Обсуждение: TODO-Item: B-tree fillfactor control

Поиск
Список
Период
Сортировка

TODO-Item: B-tree fillfactor control

От
ITAGAKI Takahiro
Дата:
Hi Hackers,

I'm trying the following TODO item:
  [Indexes]
    - Add fillfactor to control reserved free space during index creation

I have already made an patch and it seemed to work well.

----
$ ./pgbench -i -s 10
# select relpages from pg_class where relname = 'accounts_pkey';
relpages | 2745    ( default PCTFree is 10% )

# set btree_leaf_free_percent = 0;
# reindex index accounts_pkey;
# select relpages from pg_class where relname = 'accounts_pkey';
relpages | 2475    ( <- about 2745 * 0.9 = 2470.5 )

# set btree_leaf_free_percent = 30;
# reindex index accounts_pkey;
# select relpages from pg_class where relname = 'accounts_pkey';
relpages | 3537    ( <- about 2745 * 0.9 / 0.7 = 3529.3 )
----

And now, I need advice on some issues.

- Is it appropriate to use GUC variables to control fillfactors?
    Is it better to extend CREATE INDEX / REINDEX grammar?
- Should indexes remember their fillfactors when they are created?
    The last fillfactors will be used on next reindex.
- Is fillfactor useful for hash and gist indexes?
    I think hash does not need it, but gist might need it.

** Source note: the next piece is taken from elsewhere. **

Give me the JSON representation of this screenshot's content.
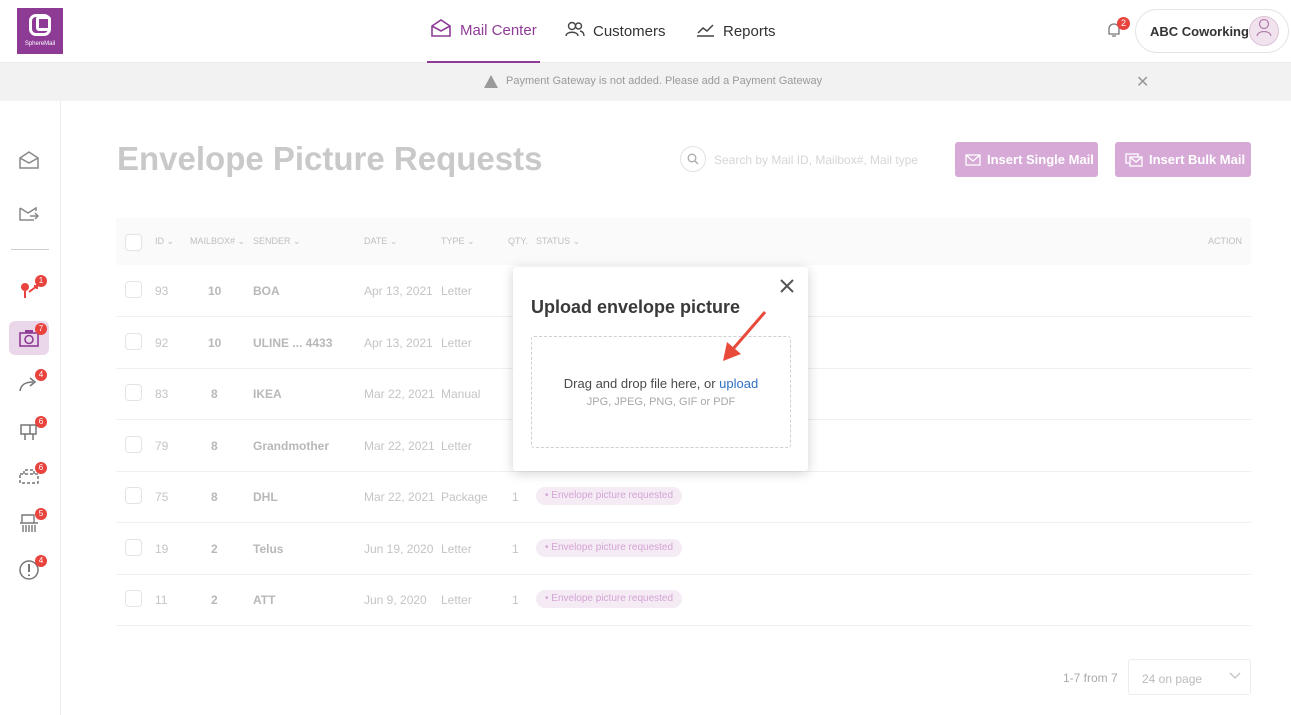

Look forward to your comments.
Thanks,

---
ITAGAKI Takahiro
NTT Cyber Space Laboratories

Вложения

Re: TODO-Item: B-tree fillfactor control

От
Bruce Momjian
Дата:
ITAGAKI Takahiro wrote:
> Hi Hackers,
> 
> I'm trying the following TODO item:
>   [Indexes]
>     - Add fillfactor to control reserved free space during index creation 
> 
> I have already made an patch and it seemed to work well.

Great.

> And now, I need advice on some issues.
> 
> - Is it appropriate to use GUC variables to control fillfactors?
>     Is it better to extend CREATE INDEX / REINDEX grammar?

I think it has to be part of CREATE INDEX and ALTER INDEX.

Is there a use for separate node and leaf settings?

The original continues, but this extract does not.